Inicialmente diremos que SATYRICON, realizado por Federico Fellini em 1970, não é exatamente uma produção emblemática do neorrealismo italiano. Se desejássemos aludir, dentre a vasta produção deste grande cineasta, a um filme que servisse de paradigma, falaríamos de AMARCORD ou então LA NAVE VÀ, mas, embora não tenha tido a posteridade destes, SATYRICON é o documento pungente da relação que a modernidade guarda com a idade clássica e da relação que a Itália moderna estabelece com o império romano.
Trata-se de um trabalho que é antes de tudo arqueológico, já que é a recuperação de Petrônio Arbitro, um autor romano, mas, também uma obra de arte, já que este passado clássico é recriado, não reapresentado. Trata-se do real em segunda instância, da releitura que o artista (cineasta) faz do texto literário utilizado e da época na qual ele foi escrito.

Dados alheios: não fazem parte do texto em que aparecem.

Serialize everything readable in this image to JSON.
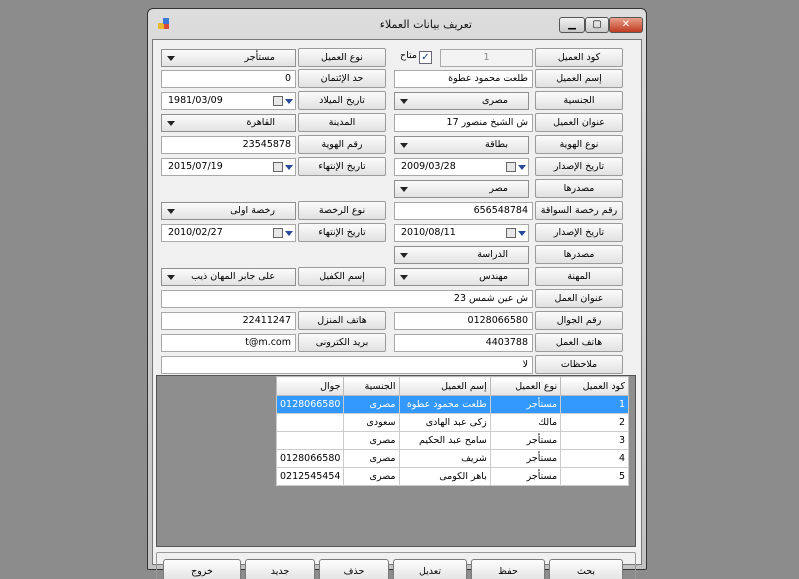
{
  "window": {
    "title": "تعريف بيانات العملاء"
  },
  "form": {
    "customer_code": {
      "label": "كود العميل",
      "value": "1"
    },
    "available": {
      "label": "متاح",
      "checked": true
    },
    "customer_type": {
      "label": "نوع العميل",
      "value": "مستأجر"
    },
    "customer_name": {
      "label": "إسم العميل",
      "value": "طلعت محمود عطوة"
    },
    "credit_limit": {
      "label": "حد الإئتمان",
      "value": "0"
    },
    "nationality": {
      "label": "الجنسية",
      "value": "مصرى"
    },
    "birth_date": {
      "label": "تاريخ الميلاد",
      "value": "1981/03/09"
    },
    "address": {
      "label": "عنوان العميل",
      "value": "17 ش الشيخ منصور"
    },
    "city": {
      "label": "المدينة",
      "value": "القاهرة"
    },
    "id_type": {
      "label": "نوع الهوية",
      "value": "بطاقة"
    },
    "id_number": {
      "label": "رقم الهوية",
      "value": "23545878"
    },
    "issue_date": {
      "label": "تاريخ الإصدار",
      "value": "2009/03/28"
    },
    "id_expiry": {
      "label": "تاريخ الإنتهاء",
      "value": "2015/07/19"
    },
    "id_source": {
      "label": "مصدرها",
      "value": "مصر"
    },
    "license_number": {
      "label": "رقم رخصة السواقة",
      "value": "656548784"
    },
    "license_type": {
      "label": "نوع الرخصة",
      "value": "رخصة اولى"
    },
    "license_issue": {
      "label": "تاريخ الإصدار",
      "value": "2010/08/11"
    },
    "license_expiry": {
      "label": "تاريخ الإنتهاء",
      "value": "2010/02/27"
    },
    "license_source": {
      "label": "مصدرها",
      "value": "الدراسة"
    },
    "job": {
      "label": "المهنة",
      "value": "مهندس"
    },
    "guarantor": {
      "label": "إسم الكفيل",
      "value": "على جابر المهان ذيب"
    },
    "work_address": {
      "label": "عنوان العمل",
      "value": "23 ش عين شمس"
    },
    "mobile": {
      "label": "رقم الجوال",
      "value": "0128066580"
    },
    "home_phone": {
      "label": "هاتف المنزل",
      "value": "22411247"
    },
    "work_phone": {
      "label": "هاتف العمل",
      "value": "4403788"
    },
    "email": {
      "label": "بريد الكترونى",
      "value": "t@m.com"
    },
    "notes": {
      "label": "ملاحظات",
      "value": "لا"
    }
  },
  "grid": {
    "headers": [
      "كود العميل",
      "نوع العميل",
      "إسم العميل",
      "الجنسية",
      "جوال"
    ],
    "rows": [
      [
        "1",
        "مستأجر",
        "طلعت محمود عطوة",
        "مصرى",
        "0128066580"
      ],
      [
        "2",
        "مالك",
        "زكى عبد الهادى",
        "سعودى",
        ""
      ],
      [
        "3",
        "مستأجر",
        "سامح عبد الحكيم",
        "مصرى",
        ""
      ],
      [
        "4",
        "مستأجر",
        "شريف",
        "مصرى",
        "0128066580"
      ],
      [
        "5",
        "مستأجر",
        "باهر الكومى",
        "مصرى",
        "0212545454"
      ]
    ]
  },
  "buttons": {
    "search": "بحث",
    "save": "حفظ",
    "edit": "تعديل",
    "delete": "حذف",
    "new": "جديد",
    "exit": "خروج"
  },
  "colors": {
    "selection": "#3399ff",
    "background": "#8c8c8c",
    "form": "#f0f0f0"
  }
}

O enredo gira ao redor do triângulo amoroso formado pelos belos estudantes de artes Ascilto e Encolpio, que compartilham a paixão pelo adolescente Gitone. Ascilto conquista o amor de Gitone e parte com ele do cortiço onde vivia com Encolpio . Há um terremoto, o cortiço é destruído e tem então início as aventuras de Encolpio: participa do banquete de um novo rico que se julga literato, rapta, juntamente com Ascilto, o suposto Hermafrodite (semideus, filho de Venus e Mercúrio e que possui características de ambos os sexos) que vem a morrer, vivendo à seguir com o companheiro e uma escrava negra um idílio amoroso na villa abandonada de um casal patrício que se suicidou após libertar todos os escravos. Encolpio é então raptado por um mercador de escravos, com quem acaba se casando no mar. Por fim, luta com um minotauro e torna-se subitamente impotente, tendo de buscar o auxílio de uma feiticeira para recuperar a potência.

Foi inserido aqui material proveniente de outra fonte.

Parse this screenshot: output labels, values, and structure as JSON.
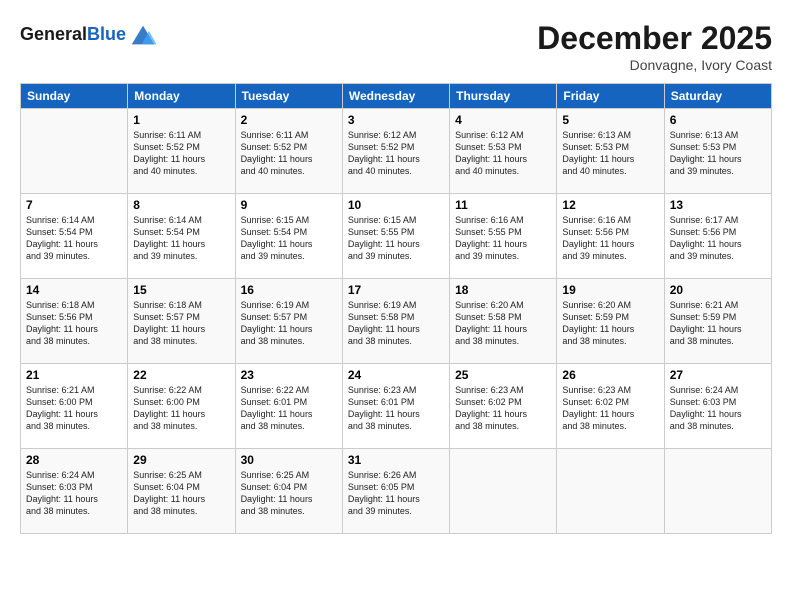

Os figurinos foram primorosamente adaptados de esculturas da era imperial romana, bem como os penteados das matronas e das demais personagens femininas apresentadas, o que dá à ambientação histórica um alto grau de veracidade. No entanto, os cenários conservam algo de teatral: o cortiço onde vivem as personagens principais é apenas uma boca de cena, um pano de fundo, bem como todas as demais construções onde se desenvolve o enredo; o barco do traficante de escravos é apenas um adereço cênico, sem qualquer possibilidade de navegar num mar real, no mundo real...
Esta ambientação fantasista engendra o diálogo que o cinema italiano restabeleceu com os seus artistas plásticos consagrados. Não há como não encontrar Giotto analisando este tipo de cenografia.
O minotauro apresentado é tão pouco convincente quanto a feiticeira; no entanto, embora seja evidente que tudo não passe de embustes, o filme nos convence. Intrinsecamente ele possui uma grande dose de verdade. Esta verdade, esta veracidade reside no fato de que ele não pretende reapresentar a realidade, mas sim recriá-la.
O tempo todo Fellini quer deixar bem claro ao espectador que se trata de um filme e não do mundo real. Tal como o pintor impressionista que nào esconde a sua pincelada, não apagando o seu fazer artístico, Fellini deixa claro que o filme, enquanto obra de arte, é ilusionista, quando muito realista, e não naturalista!
Existe uma dose muito maior de força e de verdade nos filmes de Fellini do que nos grandes épicos de Cecil B. de Mille, contemporâneo de sua primeira fase, pois, embora houvesse um cuidado imenso nas reconstituições primorosas de locações e figurinos naqueles grandes épicos (como Os Dez Mandamentos, Spartacus ou Ben Hur ) às vezes acontecia do todo nos parecer exageradamente asséptico, de cores extremamente uniformes e de personagens absolutamente compostas, mesmo após uma cena de batalha... estava banida a sujeira, o sangue e o suor, os odores e os sabores e, quando somos levados a esta constatação, rompe-se o encanto e a ilusão se desfaz; por mais que o cineasta tenha desejado instaurar a ilusão perfeita,, a mimeses, o efeito conseguido foi exatamente o contrário.
A realidade da obra cinematográfica reside exatamente no fato de que não se trata meramente de uma impostura, mas de uma releitura!
É delicioso apreciar a cena em que o jovem Encolpio está em uma galeria de arte sendo orientado por um artista. Galerias de arte são um fenômeno contemporâneo e, certamente, se existissem na antiguidade aquelas não seriam as obras expostas!